For chat apps, custom agents, and anything else that speaks HTTP, use the REST API directly. Three calls cover the whole memory loop:
POST /v1/memories— store what the user said worth keepingPOST /v1/searchwithmode: "context"— fetch a ready-to-inject context block before each model callPOST /v1/searchwithmode: "recall"— raw scored chunks + facts if you assemble prompts yourself
Start the server with gmem serve (default http://localhost:7437). CORS already allows any localhost origin out of the box, so browser-based local apps work without configuration; set GM_CORS_ORIGINS for deployed origins. When GM_API_KEYS is set, send Authorization: Bearer <key> with every request.
Use one space per end user (or per agent) to keep memories isolated.
curl
# Add a memory
curl -s http://localhost:7437/v1/memories \
-H 'Content-Type: application/json' \
-d '{"content": "User prefers concise answers and works in UTC+5:30.", "space": "user-42"}'
# Search (scored chunks + facts)
curl -s http://localhost:7437/v1/search \
-H 'Content-Type: application/json' \
-d '{"query": "user preferences", "space": "user-42"}'
# Ready-to-inject context block
curl -s http://localhost:7437/v1/search \
-H 'Content-Type: application/json' \
-d '{"query": "user preferences", "space": "user-42", "mode": "context", "max_tokens": 1000}'
# All active facts grouped by predicate
curl -s 'http://localhost:7437/v1/profile?space=user-42'
Python (requests)
import requests
GM = "http://localhost:7437"
SPACE = "user-42"
# headers={"Authorization": "Bearer gm_..."} when GM_API_KEYS is set
session = requests.Session()
def remember(content: str) -> str:
r = session.post(f"{GM}/v1/memories", json={"content": content, "space": SPACE})
r.raise_for_status()
return r.json()["id"] # 202: ingestion continues in the background
def memory_context(query: str, max_tokens: int = 1000) -> str:
r = session.post(f"{GM}/v1/search", json={
"query": query, "space": SPACE, "mode": "context", "max_tokens": max_tokens,
})
r.raise_for_status()
return r.json()["context"]
def profile() -> dict:
r = session.get(f"{GM}/v1/profile", params={"space": SPACE})
r.raise_for_status()
return r.json()["facts"]
# Before each LLM call:
context = memory_context(user_message)
system_prompt = f"You have these memories about the user:\n{context}"
# ... call your model with system_prompt ...
# After the turn, store anything durable:
remember("User's name is Priya; she is building a Flutter app.")
TypeScript (fetch)
const GM = "http://localhost:7437";
const SPACE = "user-42";
// Add { Authorization: "Bearer gm_..." } to headers when GM_API_KEYS is set.

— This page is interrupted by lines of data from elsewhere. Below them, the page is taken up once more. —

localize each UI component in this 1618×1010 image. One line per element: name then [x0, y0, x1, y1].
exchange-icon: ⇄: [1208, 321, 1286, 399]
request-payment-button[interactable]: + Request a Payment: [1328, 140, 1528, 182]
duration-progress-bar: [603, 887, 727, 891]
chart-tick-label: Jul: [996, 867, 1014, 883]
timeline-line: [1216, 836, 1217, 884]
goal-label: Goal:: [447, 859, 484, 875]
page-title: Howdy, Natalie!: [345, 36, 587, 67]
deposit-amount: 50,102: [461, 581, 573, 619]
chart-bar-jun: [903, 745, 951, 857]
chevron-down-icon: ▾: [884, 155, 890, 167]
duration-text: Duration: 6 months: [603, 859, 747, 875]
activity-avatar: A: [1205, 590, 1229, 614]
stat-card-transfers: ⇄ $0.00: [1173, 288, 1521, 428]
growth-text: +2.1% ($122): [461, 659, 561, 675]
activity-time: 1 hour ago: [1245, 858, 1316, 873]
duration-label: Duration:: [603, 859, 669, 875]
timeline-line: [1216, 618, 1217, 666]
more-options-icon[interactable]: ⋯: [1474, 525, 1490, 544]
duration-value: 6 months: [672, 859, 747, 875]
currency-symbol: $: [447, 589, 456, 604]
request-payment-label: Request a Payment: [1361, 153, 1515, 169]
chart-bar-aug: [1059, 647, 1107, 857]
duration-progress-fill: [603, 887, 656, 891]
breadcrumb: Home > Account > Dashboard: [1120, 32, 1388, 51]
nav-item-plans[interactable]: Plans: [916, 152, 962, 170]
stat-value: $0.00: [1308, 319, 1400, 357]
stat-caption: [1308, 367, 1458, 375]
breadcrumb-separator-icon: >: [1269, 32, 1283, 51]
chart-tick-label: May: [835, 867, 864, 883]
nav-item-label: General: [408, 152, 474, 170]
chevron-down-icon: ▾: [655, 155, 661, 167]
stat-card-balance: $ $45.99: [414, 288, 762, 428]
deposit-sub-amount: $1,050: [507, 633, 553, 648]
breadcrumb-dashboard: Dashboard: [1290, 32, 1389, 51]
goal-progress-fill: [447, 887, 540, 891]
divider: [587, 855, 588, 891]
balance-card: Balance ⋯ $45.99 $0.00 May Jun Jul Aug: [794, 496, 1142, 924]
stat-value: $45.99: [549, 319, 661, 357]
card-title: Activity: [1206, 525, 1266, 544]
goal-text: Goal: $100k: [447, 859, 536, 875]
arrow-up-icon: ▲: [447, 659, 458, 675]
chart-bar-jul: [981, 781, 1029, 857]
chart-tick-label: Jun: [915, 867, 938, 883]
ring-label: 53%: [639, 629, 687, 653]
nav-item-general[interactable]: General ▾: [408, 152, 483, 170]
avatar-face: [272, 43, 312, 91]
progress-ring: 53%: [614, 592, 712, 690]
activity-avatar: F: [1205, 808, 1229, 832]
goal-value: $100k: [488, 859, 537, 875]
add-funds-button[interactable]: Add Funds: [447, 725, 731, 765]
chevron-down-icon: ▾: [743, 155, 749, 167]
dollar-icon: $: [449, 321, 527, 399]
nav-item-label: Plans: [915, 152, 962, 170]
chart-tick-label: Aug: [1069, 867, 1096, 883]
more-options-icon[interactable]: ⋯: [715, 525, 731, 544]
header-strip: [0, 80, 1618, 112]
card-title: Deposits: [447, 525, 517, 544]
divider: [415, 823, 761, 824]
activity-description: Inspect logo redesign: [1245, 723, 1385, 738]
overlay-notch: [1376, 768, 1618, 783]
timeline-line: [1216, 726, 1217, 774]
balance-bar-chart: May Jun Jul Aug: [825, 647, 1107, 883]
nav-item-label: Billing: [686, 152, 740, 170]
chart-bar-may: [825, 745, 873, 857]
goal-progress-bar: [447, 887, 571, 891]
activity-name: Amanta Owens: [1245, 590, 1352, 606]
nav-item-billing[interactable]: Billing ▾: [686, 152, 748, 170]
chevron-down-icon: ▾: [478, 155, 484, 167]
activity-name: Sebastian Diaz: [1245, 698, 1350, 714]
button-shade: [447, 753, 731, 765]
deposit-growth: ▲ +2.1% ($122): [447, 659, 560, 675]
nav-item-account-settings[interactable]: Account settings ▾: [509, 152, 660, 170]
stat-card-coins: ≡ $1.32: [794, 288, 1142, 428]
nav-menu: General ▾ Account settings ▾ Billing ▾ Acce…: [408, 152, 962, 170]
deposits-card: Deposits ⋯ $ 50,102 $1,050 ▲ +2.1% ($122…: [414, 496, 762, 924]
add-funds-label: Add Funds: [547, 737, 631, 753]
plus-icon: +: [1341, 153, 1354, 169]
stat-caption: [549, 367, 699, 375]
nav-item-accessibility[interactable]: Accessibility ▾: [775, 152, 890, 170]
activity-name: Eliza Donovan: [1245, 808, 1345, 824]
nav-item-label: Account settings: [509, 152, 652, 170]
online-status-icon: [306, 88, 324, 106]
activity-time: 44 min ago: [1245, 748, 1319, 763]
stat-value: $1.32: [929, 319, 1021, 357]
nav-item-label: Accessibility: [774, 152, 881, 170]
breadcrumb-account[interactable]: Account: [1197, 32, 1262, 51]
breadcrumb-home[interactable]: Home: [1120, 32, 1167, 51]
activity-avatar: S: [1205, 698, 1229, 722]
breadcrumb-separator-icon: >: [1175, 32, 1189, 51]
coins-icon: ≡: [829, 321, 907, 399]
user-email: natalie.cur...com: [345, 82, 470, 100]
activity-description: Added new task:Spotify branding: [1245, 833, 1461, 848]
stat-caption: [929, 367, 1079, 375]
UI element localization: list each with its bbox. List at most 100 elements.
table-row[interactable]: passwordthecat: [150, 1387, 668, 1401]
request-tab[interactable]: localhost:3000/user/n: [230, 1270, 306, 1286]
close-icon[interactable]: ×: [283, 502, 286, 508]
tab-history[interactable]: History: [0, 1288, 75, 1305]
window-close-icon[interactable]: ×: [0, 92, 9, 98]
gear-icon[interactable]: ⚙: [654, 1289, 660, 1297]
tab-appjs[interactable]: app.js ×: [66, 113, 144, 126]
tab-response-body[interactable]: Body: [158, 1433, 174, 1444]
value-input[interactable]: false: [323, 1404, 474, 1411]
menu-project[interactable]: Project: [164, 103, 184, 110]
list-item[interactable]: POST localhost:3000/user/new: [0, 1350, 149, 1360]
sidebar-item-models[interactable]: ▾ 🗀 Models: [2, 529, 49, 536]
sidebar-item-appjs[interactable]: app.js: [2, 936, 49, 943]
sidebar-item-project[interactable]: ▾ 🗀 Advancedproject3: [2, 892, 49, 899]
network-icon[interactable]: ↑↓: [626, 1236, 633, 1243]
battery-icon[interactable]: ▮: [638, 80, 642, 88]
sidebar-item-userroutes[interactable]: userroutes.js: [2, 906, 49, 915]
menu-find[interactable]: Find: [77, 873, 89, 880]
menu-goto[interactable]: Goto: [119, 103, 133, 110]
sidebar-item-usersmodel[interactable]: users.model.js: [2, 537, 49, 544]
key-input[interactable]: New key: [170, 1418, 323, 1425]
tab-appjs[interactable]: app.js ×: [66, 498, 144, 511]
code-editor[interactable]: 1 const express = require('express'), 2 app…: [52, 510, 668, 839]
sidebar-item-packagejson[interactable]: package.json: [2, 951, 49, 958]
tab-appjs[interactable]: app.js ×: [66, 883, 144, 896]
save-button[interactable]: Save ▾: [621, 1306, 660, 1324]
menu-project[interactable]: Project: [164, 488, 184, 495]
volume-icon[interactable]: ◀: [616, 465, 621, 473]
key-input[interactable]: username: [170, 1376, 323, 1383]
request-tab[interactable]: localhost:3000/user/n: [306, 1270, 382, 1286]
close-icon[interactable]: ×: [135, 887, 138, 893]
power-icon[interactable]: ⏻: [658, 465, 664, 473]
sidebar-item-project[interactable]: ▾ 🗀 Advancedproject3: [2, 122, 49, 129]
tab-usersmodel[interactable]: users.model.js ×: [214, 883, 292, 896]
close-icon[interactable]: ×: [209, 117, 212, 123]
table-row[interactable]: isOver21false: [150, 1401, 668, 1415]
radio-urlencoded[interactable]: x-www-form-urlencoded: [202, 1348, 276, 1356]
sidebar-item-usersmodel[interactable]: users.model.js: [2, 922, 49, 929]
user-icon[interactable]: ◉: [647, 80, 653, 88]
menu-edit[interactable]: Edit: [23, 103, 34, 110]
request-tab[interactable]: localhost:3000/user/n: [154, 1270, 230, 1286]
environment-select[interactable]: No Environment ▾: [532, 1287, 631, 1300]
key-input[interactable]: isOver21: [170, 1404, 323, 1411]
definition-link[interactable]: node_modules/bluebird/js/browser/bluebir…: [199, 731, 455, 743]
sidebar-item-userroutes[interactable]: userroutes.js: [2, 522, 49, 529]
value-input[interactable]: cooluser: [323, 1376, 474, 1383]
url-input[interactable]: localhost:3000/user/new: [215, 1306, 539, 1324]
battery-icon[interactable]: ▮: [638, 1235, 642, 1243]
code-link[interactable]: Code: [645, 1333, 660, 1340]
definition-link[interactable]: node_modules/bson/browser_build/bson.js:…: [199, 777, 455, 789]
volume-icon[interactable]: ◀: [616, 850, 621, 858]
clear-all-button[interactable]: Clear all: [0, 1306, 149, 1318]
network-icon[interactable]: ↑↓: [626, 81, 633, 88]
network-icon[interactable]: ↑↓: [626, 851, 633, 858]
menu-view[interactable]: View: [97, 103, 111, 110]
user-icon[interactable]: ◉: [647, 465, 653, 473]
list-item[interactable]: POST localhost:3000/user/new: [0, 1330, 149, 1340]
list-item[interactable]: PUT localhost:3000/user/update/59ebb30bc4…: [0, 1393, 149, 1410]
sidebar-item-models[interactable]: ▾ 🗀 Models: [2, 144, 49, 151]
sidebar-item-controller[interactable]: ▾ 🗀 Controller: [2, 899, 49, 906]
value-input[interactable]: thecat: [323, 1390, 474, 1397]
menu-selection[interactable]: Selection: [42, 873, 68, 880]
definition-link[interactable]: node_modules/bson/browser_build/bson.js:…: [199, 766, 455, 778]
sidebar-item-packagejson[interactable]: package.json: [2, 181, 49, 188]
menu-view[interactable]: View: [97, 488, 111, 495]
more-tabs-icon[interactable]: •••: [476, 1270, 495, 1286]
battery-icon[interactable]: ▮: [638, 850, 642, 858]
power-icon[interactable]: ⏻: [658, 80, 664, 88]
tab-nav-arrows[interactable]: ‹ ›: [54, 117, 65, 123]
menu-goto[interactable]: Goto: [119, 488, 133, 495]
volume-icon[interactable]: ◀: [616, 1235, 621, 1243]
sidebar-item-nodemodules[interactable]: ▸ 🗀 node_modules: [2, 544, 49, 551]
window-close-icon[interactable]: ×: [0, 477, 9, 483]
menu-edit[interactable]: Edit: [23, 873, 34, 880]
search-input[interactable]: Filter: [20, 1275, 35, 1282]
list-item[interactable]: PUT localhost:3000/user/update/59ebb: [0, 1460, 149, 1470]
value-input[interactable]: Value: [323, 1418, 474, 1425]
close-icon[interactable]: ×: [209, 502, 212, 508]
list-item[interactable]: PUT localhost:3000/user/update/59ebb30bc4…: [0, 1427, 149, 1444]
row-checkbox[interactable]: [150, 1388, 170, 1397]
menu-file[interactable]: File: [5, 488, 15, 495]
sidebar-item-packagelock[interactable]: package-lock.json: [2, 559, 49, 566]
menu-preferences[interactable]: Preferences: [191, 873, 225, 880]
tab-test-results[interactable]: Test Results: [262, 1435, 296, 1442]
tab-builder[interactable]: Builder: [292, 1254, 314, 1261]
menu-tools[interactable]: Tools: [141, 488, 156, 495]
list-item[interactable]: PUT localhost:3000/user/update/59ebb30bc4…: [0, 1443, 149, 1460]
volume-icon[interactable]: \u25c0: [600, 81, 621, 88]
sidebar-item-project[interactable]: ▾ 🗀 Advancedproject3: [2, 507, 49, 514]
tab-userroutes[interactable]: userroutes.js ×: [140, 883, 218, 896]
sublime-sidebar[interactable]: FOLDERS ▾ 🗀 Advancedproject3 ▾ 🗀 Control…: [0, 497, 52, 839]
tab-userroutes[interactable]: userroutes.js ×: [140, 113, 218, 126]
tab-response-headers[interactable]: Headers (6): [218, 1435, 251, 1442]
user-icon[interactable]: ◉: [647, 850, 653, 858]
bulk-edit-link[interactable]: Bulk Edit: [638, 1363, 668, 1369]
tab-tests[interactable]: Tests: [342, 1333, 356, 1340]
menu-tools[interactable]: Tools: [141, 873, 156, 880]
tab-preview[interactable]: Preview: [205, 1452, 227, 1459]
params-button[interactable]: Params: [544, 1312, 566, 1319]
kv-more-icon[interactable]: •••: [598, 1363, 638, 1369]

async function remember(content: string): Promise<string> {
const res = await fetch(`${GM}/v1/memories`, {
method: "POST",
headers: { "Content-Type": "application/json" },
body: JSON.stringify({ content, space: SPACE }),
});
if (!res.ok) throw new Error(`remember failed: ${res.status}`);
const { id } = await res.json();
return id;
}
async function memoryContext(query: string, maxTokens = 1000): Promise<string> {
const res = await fetch(`${GM}/v1/search`, {
method: "POST",
headers: { "Content-Type": "application/json" },
body: JSON.stringify({ query, space: SPACE, mode: "context", max_tokens: maxTokens }),
});
if (!res.ok) throw new Error(`search failed: ${res.status}`);
const { context } = await res.json();
return context;
}
async function memoryProfile(): Promise<Record<string, unknown>> {
const res = await fetch(`${GM}/v1/profile?space=${SPACE}`);
if (!res.ok) throw new Error(`profile failed: ${res.status}`);
const { facts } = await res.json();
return facts;
}
// Inject memoryContext(userMessage) into your system prompt before each call,
// and remember(...) durable details after each turn.
Generated clients
The server publishes its OpenAPI spec — generated from the same code that serves it — at:
GET /v1/openapi.json
Point any OpenAPI client generator at it to get a typed client for your language. The full HTTP surface (memories CRUD, search, facts, profile, spaces, stats, health) is in the spec.
Tips
- Adds are asynchronous (
202): a memory becomes searchable a moment after the call returns, once it has been chunked and embedded. Don't add and immediately search the same content in a tight loop. - Facts need an LLM: configure
GM_LLM(Ollama or any OpenAI-compatible API) to get distilled subject/predicate/object facts and the/v1/profileview. Without one, storage and hybrid search still work fully. - Official TypeScript and Python SDKs generated from the OpenAPI spec are planned for v0.2; until then the snippets above are the whole integration.